O queen of the sounding groves, and tell of the armies

And the weapons Mars conjured, the cities he emptied

Of their people, since no deeper wisdom comes to any

Mind than that which flows from your fount. Adrastus,

The king, full of years, sad and weighed down by care

Walked barely unaided among cries of encouragement,

Glad to feel the steel at his side, attendants bearing his

Shield behind him. His charioteer held the swift horses

There at the gate, Arion already neighing for the yoke.

Larisa arms her men, for the king, and high Prosymna;

Medea better for grazing; sheep-rich Philius; and Neris,

Fearing the Charadros as it foams down its long valley;

Cleonae of the massive tower, and Thyrea fated to reap

Spartan dead. With them march the men who till rocky

Drepanum, and tend the fields of olive-bearing Sicyon,

Mindful of this king whom they once drove elsewhere;

And those whom the slow Langia passes in silent flow,

And the Elisson that curves sinuously between shores,

Owning to grim honour since its harsh waters are said

To bathe the Stygian Furies: fresh from the destruction

Of Thracian palace, or the impious roofs of Mycenae,

Or Cadmus’ dwelling, they’ll plunge their faces deep,

Their snaky tresses panting for Phlegethon’s streams;

And the river flees from them as they swim, its pools

Darkening endlessly with venom. There too are men

From Corinth, that solaced Ino’s cries; and the host

From Cenchreae, where a fountain known to the poets

Sprang from under Pegasus’ hoof, where the Isthmus

Thwarts the seas, and separates their breaking waves.

A host three thousand strong follows Adrastus, proudly,

Some bearing pikes, some stakes hardened in the fire

(There is no one race and so no single kind of weapon)

Some whirling curved slings, making a circle in thin air.

Adrastus, revered for his power and his years, joins

Them, moving like a great bull among pastures he

Has long possessed; his neck droops, his shoulders

Are hollow, yet he is still leader; the other steers lack

Courage to try him in battle, seeing his horns splintered

By many a blow; the great scars of wounds on his chest.

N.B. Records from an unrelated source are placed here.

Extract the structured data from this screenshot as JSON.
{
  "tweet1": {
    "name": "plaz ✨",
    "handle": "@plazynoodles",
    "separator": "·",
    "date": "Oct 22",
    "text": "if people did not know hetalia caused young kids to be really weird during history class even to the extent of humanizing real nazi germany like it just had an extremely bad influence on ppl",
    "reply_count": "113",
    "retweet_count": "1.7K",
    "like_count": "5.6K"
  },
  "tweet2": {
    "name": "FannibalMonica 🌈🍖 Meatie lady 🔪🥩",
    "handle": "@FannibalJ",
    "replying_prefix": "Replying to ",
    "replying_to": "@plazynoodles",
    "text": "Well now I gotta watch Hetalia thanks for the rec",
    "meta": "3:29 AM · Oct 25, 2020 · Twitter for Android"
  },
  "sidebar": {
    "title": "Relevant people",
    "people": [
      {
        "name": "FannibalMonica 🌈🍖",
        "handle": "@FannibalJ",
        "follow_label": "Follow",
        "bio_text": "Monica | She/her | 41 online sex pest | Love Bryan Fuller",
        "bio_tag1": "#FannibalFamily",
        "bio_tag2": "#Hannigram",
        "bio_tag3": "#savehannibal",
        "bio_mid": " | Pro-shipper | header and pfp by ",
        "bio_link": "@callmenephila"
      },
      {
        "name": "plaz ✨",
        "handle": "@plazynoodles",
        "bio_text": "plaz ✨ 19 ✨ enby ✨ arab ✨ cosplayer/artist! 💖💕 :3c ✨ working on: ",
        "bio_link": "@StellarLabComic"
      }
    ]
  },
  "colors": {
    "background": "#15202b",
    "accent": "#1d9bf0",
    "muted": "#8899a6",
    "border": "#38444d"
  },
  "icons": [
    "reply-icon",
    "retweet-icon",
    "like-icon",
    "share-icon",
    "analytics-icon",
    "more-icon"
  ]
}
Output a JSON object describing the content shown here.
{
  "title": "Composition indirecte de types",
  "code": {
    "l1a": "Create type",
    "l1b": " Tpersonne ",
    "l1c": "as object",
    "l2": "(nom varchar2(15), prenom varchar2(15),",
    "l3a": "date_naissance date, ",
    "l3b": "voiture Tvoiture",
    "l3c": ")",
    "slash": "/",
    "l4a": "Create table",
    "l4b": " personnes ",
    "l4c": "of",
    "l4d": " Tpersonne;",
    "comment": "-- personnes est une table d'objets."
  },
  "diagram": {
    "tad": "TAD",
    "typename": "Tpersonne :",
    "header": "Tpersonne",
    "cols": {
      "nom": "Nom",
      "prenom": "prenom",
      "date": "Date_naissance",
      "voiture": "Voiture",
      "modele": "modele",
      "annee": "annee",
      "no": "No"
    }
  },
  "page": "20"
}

BkIV:74-115 The leaders depart: Polynices and Tydeus

Beside Adrastus, Polynices, his Theban son-in-law lifted

His banner, in whose cause they fought, to whom the whole

Army lent its anger: and volunteers rallied to him from his

Native land. Some championed the exile, their loyalty made

Firmer by misfortune, some mainly wished a change of ruler,

While many were won to the rightness of his superior cause.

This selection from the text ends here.